G30 experts discuss the theoretical possibility of a “systemic hegemonic currency,” which some academics have posited could possibly reduce “spillover shocks” that come with the US dollar acting as a reserve currency. The systemic currency could come in the form of a stablecoin pegged to the deposits of different central banks around the world.
The experts say the theoretical currency could offer benefits similar to what XRP already does.
“It is possible that such a stablecoin could be valuable for cross-border payments, serving a function similar to that offered in the private sector by Ripple, a real-time gross settlement system, currency exchange, and remittance network whose digital currency, XRP, leapfrogs slow and expensive correspondent banking.”
G30 experts argue currency tokenization could be the most serious disruption to the international payment system since bank intermediation. Still, they’re doubtful that crypto assets could ever act as fully functional currencies independent of governments.
“The libertarian view that a superior private sector currency (such as a cryptocurrency) could somehow supplant a government currency is utterly naïve. The long history of currency shows that while the private sector may innovate, in due time the government regulates and appropriates. Currency competition between the private sector and the public sector is never a level playing field.”
Accordingly, G30 researchers say the public sector needs to be more active in terms of providing “foundational infrastructure” for digital assets in order to take advantage of their benefits and ensure legal compliance.
The report says any international systemic currency could come with coordination costs and efficiency issues.
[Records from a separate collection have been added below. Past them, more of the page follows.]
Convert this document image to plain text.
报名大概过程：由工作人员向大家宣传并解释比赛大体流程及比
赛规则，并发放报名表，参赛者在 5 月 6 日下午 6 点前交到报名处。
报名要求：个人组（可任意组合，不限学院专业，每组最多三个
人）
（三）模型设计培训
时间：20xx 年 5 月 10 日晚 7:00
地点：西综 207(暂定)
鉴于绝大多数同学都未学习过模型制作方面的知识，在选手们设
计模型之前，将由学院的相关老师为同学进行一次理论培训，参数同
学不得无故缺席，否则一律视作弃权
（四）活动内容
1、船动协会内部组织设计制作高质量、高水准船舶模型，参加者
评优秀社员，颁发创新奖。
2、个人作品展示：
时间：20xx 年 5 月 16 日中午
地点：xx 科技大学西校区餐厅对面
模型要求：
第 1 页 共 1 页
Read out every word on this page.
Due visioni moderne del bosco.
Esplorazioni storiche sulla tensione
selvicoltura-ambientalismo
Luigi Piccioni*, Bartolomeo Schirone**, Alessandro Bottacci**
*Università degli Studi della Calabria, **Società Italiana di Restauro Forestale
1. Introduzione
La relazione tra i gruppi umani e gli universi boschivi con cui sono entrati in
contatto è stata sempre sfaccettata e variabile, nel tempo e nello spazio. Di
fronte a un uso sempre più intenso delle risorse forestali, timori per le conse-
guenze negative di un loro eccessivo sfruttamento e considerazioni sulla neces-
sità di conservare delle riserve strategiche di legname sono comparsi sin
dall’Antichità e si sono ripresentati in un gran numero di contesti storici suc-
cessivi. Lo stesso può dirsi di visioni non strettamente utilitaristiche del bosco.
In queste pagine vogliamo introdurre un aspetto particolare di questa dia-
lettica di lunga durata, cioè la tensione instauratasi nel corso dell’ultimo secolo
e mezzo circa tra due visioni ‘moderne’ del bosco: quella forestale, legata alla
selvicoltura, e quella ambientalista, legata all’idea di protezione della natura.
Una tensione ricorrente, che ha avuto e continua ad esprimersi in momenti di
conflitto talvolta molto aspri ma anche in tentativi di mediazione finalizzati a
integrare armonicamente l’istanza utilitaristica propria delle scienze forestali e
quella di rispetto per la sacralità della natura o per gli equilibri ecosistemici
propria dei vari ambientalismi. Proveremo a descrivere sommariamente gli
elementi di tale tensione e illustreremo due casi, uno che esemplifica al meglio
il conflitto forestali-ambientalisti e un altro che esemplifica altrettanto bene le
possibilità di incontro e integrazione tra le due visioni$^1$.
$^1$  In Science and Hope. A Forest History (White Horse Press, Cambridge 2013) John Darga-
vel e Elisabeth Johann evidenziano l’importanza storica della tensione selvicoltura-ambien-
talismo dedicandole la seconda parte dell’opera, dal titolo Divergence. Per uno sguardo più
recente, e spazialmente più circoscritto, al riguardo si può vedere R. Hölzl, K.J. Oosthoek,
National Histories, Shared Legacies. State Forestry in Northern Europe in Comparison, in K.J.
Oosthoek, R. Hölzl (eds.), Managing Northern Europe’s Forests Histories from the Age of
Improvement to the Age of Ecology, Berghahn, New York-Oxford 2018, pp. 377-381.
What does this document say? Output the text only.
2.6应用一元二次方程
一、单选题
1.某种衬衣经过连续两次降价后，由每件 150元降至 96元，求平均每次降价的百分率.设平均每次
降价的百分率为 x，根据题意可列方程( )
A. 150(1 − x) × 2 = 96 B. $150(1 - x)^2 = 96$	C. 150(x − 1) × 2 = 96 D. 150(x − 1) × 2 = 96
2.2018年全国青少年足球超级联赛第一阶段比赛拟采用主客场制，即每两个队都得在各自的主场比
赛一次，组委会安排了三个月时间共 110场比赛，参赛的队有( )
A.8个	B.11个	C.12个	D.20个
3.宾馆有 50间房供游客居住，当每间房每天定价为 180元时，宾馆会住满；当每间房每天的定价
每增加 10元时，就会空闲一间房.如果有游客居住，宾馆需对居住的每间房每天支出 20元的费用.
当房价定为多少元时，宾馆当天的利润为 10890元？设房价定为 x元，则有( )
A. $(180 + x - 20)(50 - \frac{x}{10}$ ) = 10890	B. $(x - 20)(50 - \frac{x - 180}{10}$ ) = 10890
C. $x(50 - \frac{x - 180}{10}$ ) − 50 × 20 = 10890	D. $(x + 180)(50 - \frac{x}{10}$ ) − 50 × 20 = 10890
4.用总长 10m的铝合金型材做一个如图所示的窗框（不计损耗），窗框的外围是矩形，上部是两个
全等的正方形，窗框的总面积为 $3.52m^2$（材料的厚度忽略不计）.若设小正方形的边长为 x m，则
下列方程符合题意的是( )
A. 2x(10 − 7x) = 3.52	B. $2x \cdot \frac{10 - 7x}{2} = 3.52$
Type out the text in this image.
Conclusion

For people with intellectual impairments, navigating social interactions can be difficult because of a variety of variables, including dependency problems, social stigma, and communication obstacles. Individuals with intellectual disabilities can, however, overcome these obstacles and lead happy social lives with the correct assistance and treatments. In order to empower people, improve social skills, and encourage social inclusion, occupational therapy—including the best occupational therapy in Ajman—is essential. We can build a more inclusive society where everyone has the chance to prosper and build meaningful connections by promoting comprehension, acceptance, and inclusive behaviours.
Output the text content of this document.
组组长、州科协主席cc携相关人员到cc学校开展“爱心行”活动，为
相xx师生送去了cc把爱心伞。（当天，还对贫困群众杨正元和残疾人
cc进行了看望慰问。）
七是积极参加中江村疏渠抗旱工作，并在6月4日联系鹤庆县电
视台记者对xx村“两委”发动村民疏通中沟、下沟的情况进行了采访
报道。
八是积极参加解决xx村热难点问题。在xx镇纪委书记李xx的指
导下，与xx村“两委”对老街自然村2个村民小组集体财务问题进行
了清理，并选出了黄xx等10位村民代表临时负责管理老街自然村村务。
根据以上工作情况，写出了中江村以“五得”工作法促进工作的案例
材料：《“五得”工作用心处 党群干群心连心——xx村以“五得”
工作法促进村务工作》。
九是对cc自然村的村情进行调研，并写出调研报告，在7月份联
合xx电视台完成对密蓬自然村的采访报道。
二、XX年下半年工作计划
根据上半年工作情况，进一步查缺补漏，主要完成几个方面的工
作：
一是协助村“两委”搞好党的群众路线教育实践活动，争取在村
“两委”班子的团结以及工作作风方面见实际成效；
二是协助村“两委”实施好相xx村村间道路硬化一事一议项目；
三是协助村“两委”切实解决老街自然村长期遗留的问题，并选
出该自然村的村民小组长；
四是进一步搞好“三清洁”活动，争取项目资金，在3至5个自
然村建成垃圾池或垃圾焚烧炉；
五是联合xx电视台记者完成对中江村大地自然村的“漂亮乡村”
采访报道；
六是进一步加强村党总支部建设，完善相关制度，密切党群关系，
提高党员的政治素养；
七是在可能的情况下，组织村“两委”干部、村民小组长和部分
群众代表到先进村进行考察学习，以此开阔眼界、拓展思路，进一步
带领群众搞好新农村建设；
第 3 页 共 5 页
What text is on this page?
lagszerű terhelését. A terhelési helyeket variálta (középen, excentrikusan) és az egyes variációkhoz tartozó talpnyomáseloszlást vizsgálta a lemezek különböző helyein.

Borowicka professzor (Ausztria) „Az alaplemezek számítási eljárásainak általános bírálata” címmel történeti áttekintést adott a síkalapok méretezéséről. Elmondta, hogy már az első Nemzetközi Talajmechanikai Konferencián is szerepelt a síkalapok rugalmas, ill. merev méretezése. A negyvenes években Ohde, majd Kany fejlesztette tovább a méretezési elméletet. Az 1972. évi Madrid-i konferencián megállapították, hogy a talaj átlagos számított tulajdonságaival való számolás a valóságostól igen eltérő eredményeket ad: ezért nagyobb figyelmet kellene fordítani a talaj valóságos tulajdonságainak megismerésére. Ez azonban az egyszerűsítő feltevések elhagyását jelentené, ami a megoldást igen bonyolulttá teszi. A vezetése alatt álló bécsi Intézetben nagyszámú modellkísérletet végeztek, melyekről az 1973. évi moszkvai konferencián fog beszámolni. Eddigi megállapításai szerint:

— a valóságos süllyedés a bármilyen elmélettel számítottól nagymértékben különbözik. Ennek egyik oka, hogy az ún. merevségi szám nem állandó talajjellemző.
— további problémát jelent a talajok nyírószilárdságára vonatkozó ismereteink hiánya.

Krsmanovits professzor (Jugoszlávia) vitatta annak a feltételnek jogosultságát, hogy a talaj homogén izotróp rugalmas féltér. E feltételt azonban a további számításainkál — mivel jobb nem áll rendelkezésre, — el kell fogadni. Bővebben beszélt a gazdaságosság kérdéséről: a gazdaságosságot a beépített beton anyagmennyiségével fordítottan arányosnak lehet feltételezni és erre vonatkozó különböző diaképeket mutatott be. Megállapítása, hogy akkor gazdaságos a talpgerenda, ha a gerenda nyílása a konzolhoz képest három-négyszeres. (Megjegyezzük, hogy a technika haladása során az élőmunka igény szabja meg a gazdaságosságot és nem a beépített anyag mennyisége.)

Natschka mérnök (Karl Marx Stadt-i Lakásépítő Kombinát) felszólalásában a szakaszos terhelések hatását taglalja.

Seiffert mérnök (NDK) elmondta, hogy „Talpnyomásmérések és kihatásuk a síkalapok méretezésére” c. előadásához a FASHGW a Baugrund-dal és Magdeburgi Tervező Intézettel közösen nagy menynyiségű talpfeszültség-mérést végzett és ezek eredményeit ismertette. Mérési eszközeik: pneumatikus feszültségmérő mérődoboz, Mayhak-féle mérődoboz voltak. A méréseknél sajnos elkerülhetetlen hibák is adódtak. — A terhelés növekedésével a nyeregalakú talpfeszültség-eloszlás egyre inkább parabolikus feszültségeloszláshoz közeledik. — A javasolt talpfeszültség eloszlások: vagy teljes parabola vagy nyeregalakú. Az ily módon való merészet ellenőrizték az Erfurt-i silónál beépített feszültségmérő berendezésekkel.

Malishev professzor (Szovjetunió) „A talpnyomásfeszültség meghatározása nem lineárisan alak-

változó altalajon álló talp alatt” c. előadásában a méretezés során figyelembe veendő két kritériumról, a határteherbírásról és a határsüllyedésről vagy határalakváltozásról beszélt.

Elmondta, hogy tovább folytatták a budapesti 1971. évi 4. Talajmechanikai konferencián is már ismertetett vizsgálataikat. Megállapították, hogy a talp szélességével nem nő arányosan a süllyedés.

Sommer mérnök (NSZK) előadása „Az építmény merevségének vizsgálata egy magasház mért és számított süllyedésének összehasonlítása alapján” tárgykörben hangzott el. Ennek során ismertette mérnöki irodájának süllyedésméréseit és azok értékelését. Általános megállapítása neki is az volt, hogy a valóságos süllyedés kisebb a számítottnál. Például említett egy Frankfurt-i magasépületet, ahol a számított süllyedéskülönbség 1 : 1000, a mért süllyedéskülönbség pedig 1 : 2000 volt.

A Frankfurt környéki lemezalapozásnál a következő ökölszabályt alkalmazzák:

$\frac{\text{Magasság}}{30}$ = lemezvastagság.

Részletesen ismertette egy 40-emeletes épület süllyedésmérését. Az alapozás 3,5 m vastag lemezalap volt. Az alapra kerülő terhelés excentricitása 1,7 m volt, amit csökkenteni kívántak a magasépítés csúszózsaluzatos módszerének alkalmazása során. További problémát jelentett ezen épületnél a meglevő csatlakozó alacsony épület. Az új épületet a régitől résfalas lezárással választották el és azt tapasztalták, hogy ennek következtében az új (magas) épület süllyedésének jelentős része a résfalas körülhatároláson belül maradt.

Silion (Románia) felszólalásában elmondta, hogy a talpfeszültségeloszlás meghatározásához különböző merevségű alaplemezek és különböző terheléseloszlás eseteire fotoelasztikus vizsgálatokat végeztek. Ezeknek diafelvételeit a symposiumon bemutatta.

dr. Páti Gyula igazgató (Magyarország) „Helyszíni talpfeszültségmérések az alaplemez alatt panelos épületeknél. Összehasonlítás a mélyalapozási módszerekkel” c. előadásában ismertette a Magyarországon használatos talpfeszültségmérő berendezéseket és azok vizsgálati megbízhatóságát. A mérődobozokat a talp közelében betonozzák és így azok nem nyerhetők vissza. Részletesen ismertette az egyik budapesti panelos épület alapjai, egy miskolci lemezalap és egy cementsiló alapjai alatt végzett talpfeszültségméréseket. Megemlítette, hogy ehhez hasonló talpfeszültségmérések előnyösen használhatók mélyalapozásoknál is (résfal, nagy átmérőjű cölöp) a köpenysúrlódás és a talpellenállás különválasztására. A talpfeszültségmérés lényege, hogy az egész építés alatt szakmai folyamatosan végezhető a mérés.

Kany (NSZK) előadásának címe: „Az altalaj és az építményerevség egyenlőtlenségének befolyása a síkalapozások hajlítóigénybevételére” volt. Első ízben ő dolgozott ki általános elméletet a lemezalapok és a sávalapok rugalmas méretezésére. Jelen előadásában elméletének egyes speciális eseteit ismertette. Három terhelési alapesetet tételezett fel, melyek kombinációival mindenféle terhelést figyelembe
“Given the challenges the euro has faced, and the difficulty of having transnational money without a transnational fiscal and regulatory authority, it is difficult at this point to see how a global currency could evolve digitally when it has not yet happened with the existing system. Nevertheless, the externalities posed by digital currencies may prove so significant that previously unthinkable levels of international coordination become possible.”